Passé un préambule dans lequel Dedienne nous explique qu’il devait écrire un prologue mais qu’il n’y en aura pas (ce qui fait office de) sur le mode de la prétérition, on découvre sur scène un bric-à-brac dont on retiendra un tapis roulant parcouru par un homme à tête de cheval lisant le journal, ou entraînant les acteurs « malgré eux » dans une dérive au terme de laquelle ils se fracassent la tête contre un obstacle, sur l’air de « ça va aller mal pour l’humanité » (citation de Walter Benjamin). Comme quoi le propos peut être grave aussi. Au fond de la scène des portants chargés de vêtements devant lesquels la statue de cire du général De Gaulle monte la garde. Dans un atelier de couture, ils découpent distraitement des petits morceaux dorés qui finiront à la fin du spectacle en une poétique pluie d’étoiles.

Vincent Dedienne et Catherine Frot ont écrit un texte qu’ils ont enrichi de chansons, de citations, de poèmes de toutes sortes et dont ils ont eu la bonne idée de donner la liste aux spectateurs à la sortie. Catherine Frot interprète à merveille des chansons réalistes sur un ton vaguement canaille mais aussi Bobby Lapointe et son « bobo Léon ». Vincent Dedienne est hilarant dans son interprétation de la chanson "Téléphone-moi" de Nicole Croisille.
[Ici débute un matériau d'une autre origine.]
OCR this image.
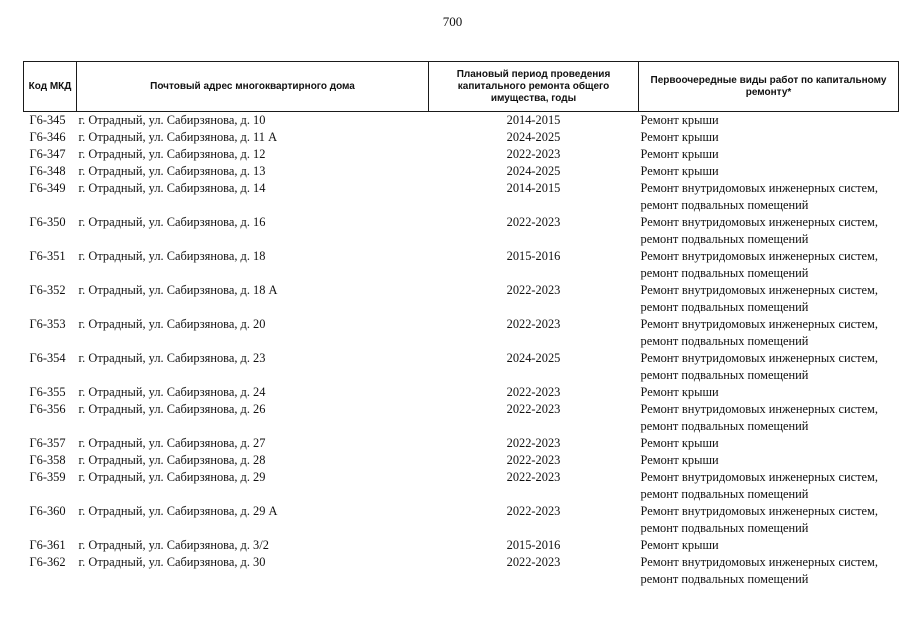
700
Код МКД	Почтовый адрес многоквартирного дома	Плановый период проведения капитального ремонта общего имущества, годы	Первоочередные виды работ по капитальному ремонту*
Г6-345	г. Отрадный, ул. Сабирзянова, д. 10	2014-2015	Ремонт крыши

Г6-346	г. Отрадный, ул. Сабирзянова, д. 11 А	2024-2025	Ремонт крыши

Г6-347	г. Отрадный, ул. Сабирзянова, д. 12	2022-2023	Ремонт крыши

Г6-348	г. Отрадный, ул. Сабирзянова, д. 13	2024-2025	Ремонт крыши

Г6-349	г. Отрадный, ул. Сабирзянова, д. 14	2014-2015	Ремонт внутридомовых инженерных систем, ремонт подвальных помещений

Г6-350	г. Отрадный, ул. Сабирзянова, д. 16	2022-2023	Ремонт внутридомовых инженерных систем, ремонт подвальных помещений

Г6-351	г. Отрадный, ул. Сабирзянова, д. 18	2015-2016	Ремонт внутридомовых инженерных систем, ремонт подвальных помещений

Г6-352	г. Отрадный, ул. Сабирзянова, д. 18 А	2022-2023	Ремонт внутридомовых инженерных систем, ремонт подвальных помещений

Г6-353	г. Отрадный, ул. Сабирзянова, д. 20	2022-2023	Ремонт внутридомовых инженерных систем, ремонт подвальных помещений

Г6-354	г. Отрадный, ул. Сабирзянова, д. 23	2024-2025	Ремонт внутридомовых инженерных систем, ремонт подвальных помещений

Г6-355	г. Отрадный, ул. Сабирзянова, д. 24	2022-2023	Ремонт крыши

Г6-356	г. Отрадный, ул. Сабирзянова, д. 26	2022-2023	Ремонт внутридомовых инженерных систем, ремонт подвальных помещений

Г6-357	г. Отрадный, ул. Сабирзянова, д. 27	2022-2023	Ремонт крыши

Г6-358	г. Отрадный, ул. Сабирзянова, д. 28	2022-2023	Ремонт крыши

Г6-359	г. Отрадный, ул. Сабирзянова, д. 29	2022-2023	Ремонт внутридомовых инженерных систем, ремонт подвальных помещений

Г6-360	г. Отрадный, ул. Сабирзянова, д. 29 А	2022-2023	Ремонт внутридомовых инженерных систем, ремонт подвальных помещений

Г6-361	г. Отрадный, ул. Сабирзянова, д. 3/2	2015-2016	Ремонт крыши

Г6-362	г. Отрадный, ул. Сабирзянова, д. 30	2022-2023	Ремонт внутридомовых инженерных систем, ремонт подвальных помещений
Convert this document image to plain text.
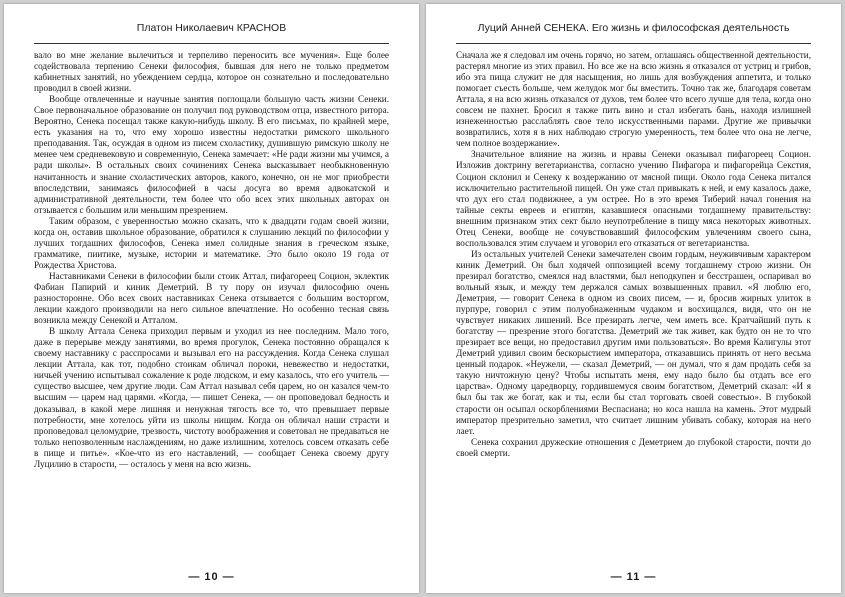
Платон Николаевич КРАСНОВ

вало во мне желание вылечиться и терпеливо переносить все мучения». Еще более содействовала терпению Сенеки философия, бывшая для него не только предметом кабинетных занятий, но убеждением сердца, которое он сознательно и последовательно проводил в своей жизни.

Вообще отвлеченные и научные занятия поглощали большую часть жизни Сенеки. Свое первоначальное образование он получил под руководством отца, известного ритора. Вероятно, Сенека посещал также какую-нибудь школу. В его письмах, по крайней мере, есть указания на то, что ему хорошо известны недостатки римского школьного преподавания. Так, осуждая в одном из писем схоластику, душившую римскую школу не менее чем средневековую и современную, Сенека замечает: «Не ради жизни мы учимся, а ради школы». В остальных своих сочинениях Сенека высказывает необыкновенную начитанность и знание схоластических авторов, какого, конечно, он не мог приобрести впоследствии, занимаясь философией в часы досуга во время адвокатской и административной деятельности, тем более что обо всех этих школьных авторах он отзывается с большим или меньшим презрением.

Таким образом, с уверенностью можно сказать, что к двадцати годам своей жизни, когда он, оставив школьное образование, обратился к слушанию лекций по философии у лучших тогдашних философов, Сенека имел солидные знания в греческом языке, грамматике, пиитике, музыке, истории и математике. Это было около 19 года от Рождества Христова.

Наставниками Сенеки в философии были стоик Аттал, пифагореец Социон, эклектик Фабиан Папирий и киник Деметрий. В ту пору он изучал философию очень разносторонне. Обо всех своих наставниках Сенека отзывается с большим восторгом, лекции каждого производили на него сильное впечатление. Но особенно тесная связь возникла между Сенекой и Атталом.

В школу Аттала Сенека приходил первым и уходил из нее последним. Мало того, даже в перерыве между занятиями, во время прогулок, Сенека постоянно обращался к своему наставнику с расспросами и вызывал его на рассуждения. Когда Сенека слушал лекции Аттала, как тот, подобно стоикам обличал пороки, невежество и недостатки, ничьей учению испытывал сожаление к роде людском, и ему казалось, что его учитель — существо высшее, чем другие люди. Сам Аттал называл себя царем, но он казался чем-то высшим — царем над царями. «Когда, — пишет Сенека, — он проповедовал бедность и доказывал, в какой мере лишняя и ненужная тягость все то, что превышает первые потребности, мне хотелось уйти из школы нищим. Когда он обличал наши страсти и проповедовал целомудрие, трезвость, чистоту воображения и советовал не предаваться не только непозволенным наслаждениям, но даже излишним, хотелось совсем отказать себе в пище и питье». «Кое-что из его наставлений, — сообщает Сенека своему другу Луцилию в старости, — осталось у меня на всю жизнь.

— 10 —
Луций Анней СЕНЕКА. Его жизнь и философская деятельность

Сначала же я следовал им очень горячо, но затем, оглашаясь общественной деятельности, растерял многие из этих правил. Но все же на всю жизнь я отказался от устриц и грибов, ибо эта пища служит не для насыщения, но лишь для возбуждения аппетита, и только помогает съесть больше, чем желудок мог бы вместить. Точно так же, благодаря советам Аттала, я на всю жизнь отказался от духов, тем более что всего лучше для тела, когда оно совсем не пахнет. Бросил я также пить вино и стал избегать бань, находя излишней изнеженностью расслаблять свое тело искусственными парами. Другие же привычки возвратились, хотя я в них наблюдаю строгую умеренность, тем более что она не легче, чем полное воздержание».

Значительное влияние на жизнь и нравы Сенеки оказывал пифагореец Социон. Изложив доктрину вегетарианства, согласно учению Пифагора и пифагорейца Секстия, Социон склонил и Сенеку к воздержанию от мясной пищи. Около года Сенека питался исключительно растительной пищей. Он уже стал привыкать к ней, и ему казалось даже, что дух его стал подвижнее, а ум острее. Но в это время Тиберий начал гонения на тайные секты евреев и египтян, казавшиеся опасными тогдашнему правительству: внешним признаком этих сект было неупотребление в пищу мяса некоторых животных. Отец Сенеки, вообще не сочувствовавший философским увлечениям своего сына, воспользовался этим случаем и уговорил его отказаться от вегетарианства.

Из остальных учителей Сенеки замечателен своим гордым, неуживчивым характером киник Деметрий. Он был ходячей оппозицией всему тогдашнему строю жизни. Он презирал богатство, смеялся над властями, был неподкупен и бесстрашен, оспаривал во вольный язык, и между тем держался самых возвышенных правил. «Я люблю его, Деметрия, — говорит Сенека в одном из своих писем, — и, бросив жирных улиток в пурпуре, говорил с этим полуобнаженным чудаком и восхищался, видя, что он не чувствует никаких лишений. Все презирать легче, чем иметь все. Кратчайший путь к богатству — презрение этого богатства. Деметрий же так живет, как будто он не то что презирает все вещи, но предоставил другим ими пользоваться». Во время Калигулы этот Деметрий удивил своим бескорыстием императора, отказавшись принять от него весьма ценный подарок. «Неужели, — сказал Деметрий, — он думал, что я дам продать себя за такую ничтожную цену? Чтобы испытать меня, ему надо было бы отдать все его царства». Одному царедворцу, гордившемуся своим богатством, Деметрий сказал: «И я был бы так же богат, как и ты, если бы стал торговать своей совестью». В глубокой старости он осыпал оскорблениями Веспасиана; но коса нашла на камень. Этот мудрый император презрительно заметил, что считает лишним убивать собаку, которая на него лает.

Сенека сохранил дружеские отношения с Деметрием до глубокой старости, почти до своей смерти.

— 11 —
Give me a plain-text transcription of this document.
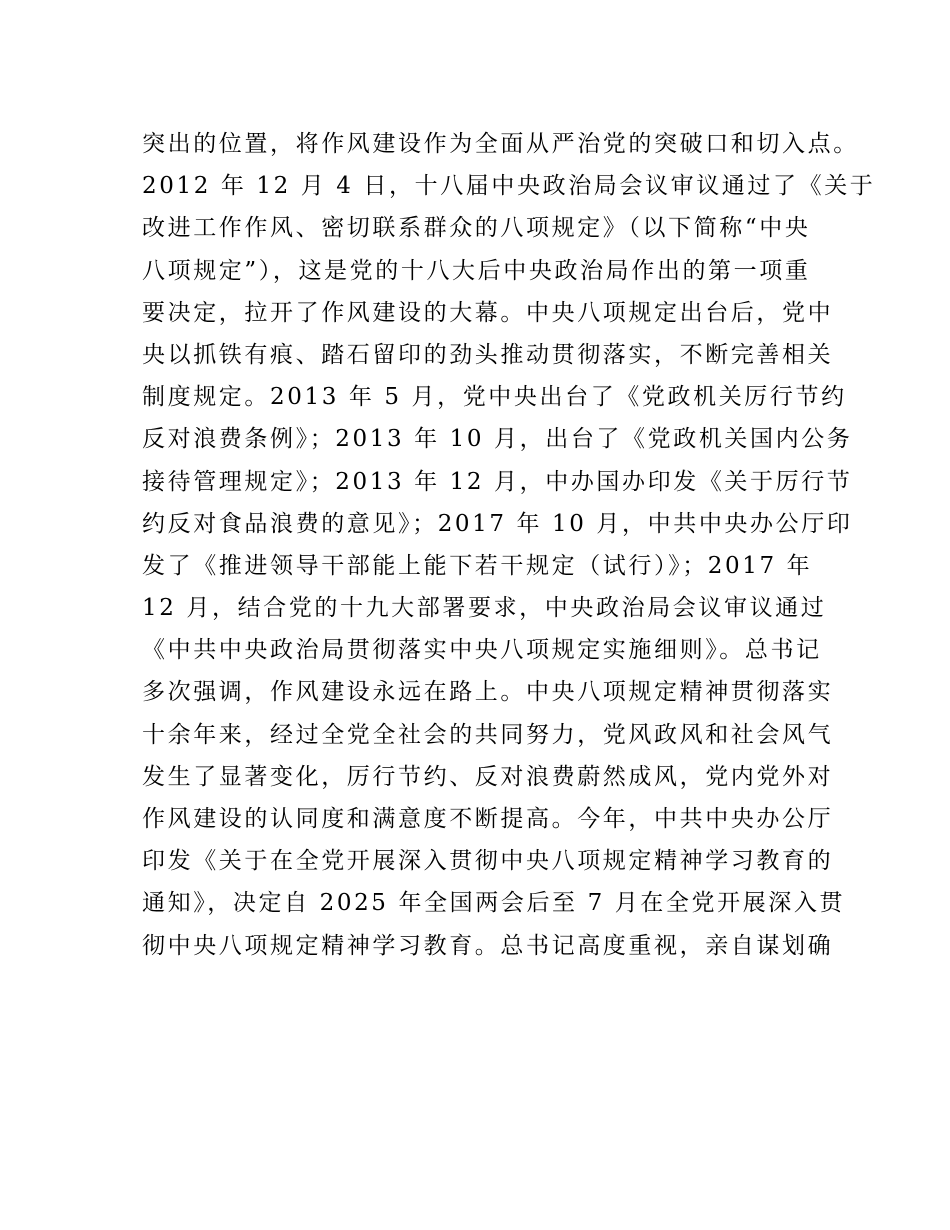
突出的位置，将作风建设作为全面从严治党的突破口和切入点。
2012 年 12 月 4 日，十八届中央政治局会议审议通过了《关于
改进工作作风、密切联系群众的八项规定》（以下简称“中央
八项规定”），这是党的十八大后中央政治局作出的第一项重
要决定，拉开了作风建设的大幕。中央八项规定出台后，党中
央以抓铁有痕、踏石留印的劲头推动贯彻落实，不断完善相关
制度规定。2013 年 5 月，党中央出台了《党政机关厉行节约
反对浪费条例》；2013 年 10 月，出台了《党政机关国内公务
接待管理规定》；2013 年 12 月，中办国办印发《关于厉行节
约反对食品浪费的意见》；2017 年 10 月，中共中央办公厅印
发了《推进领导干部能上能下若干规定（试行）》；2017 年
12 月，结合党的十九大部署要求，中央政治局会议审议通过
《中共中央政治局贯彻落实中央八项规定实施细则》。总书记
多次强调，作风建设永远在路上。中央八项规定精神贯彻落实
十余年来，经过全党全社会的共同努力，党风政风和社会风气
发生了显著变化，厉行节约、反对浪费蔚然成风，党内党外对
作风建设的认同度和满意度不断提高。今年，中共中央办公厅
印发《关于在全党开展深入贯彻中央八项规定精神学习教育的
通知》，决定自 2025 年全国两会后至 7 月在全党开展深入贯
彻中央八项规定精神学习教育。总书记高度重视，亲自谋划确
Ils convoquent pêle-mêle Beckett, Aragon, Verlaine, Duras, Taubira, Delerm, Borgès, Ernaux, Jouvet, Picasso que des artistes très sérieux qu’ils trempent dans un bain moussant de bulles légères et qui côtoient Frédéric Dard, Pierre Palmade ou un extrait du célèbre Dîner de con. Cela finit sur un joli duo écrit par Dedienne et chanté sur un air de Vincent Delerm.
On oubliera bien vite les quelques imperfections, les petites longueurs tant ce spectacle est un baume bienfaisant, un pas de deux facétieux, tendre, poétique, parfois potache assumé, une invitation à prendre la clé des champs, à folâtrer, à pouffer de rire, à emprunter les chemins de traverse plutôt que les autoroutes, une invitation au voyage.

La Carpe et le Lapin, un cadavre exquis de et avec Catherine Frot et Vincent Dedienne. Mise en scène Catherine Frot, Vincent Dedienne, Julie-Anne Roth, avec la collaboration de Serge Bagdassarian (de la Comédie-Française). Piano, Patrick Laviosa et Thomas Février. Chorégraphie, Vincent Chaillet. Scnéographie, Alexandre de Dardel. Costumes, Michel Dussarat. lUmières, Kelig Lebars. Au théâtre de la porte Saint Martin à 20h. Résa : 01 42 08 00 32.

A propos de l'auteur
Corinne Denailles
Corinne Denailles

Professeur de lettres ; a travaille dans le secteur de l’édition pédagogique dans le cadre de l’Education nationale. A collaboré comme critique théâtrale à divers journaux (Politis, Passage, Journal du théâtre, Zurban) et revue (Du théâtre,...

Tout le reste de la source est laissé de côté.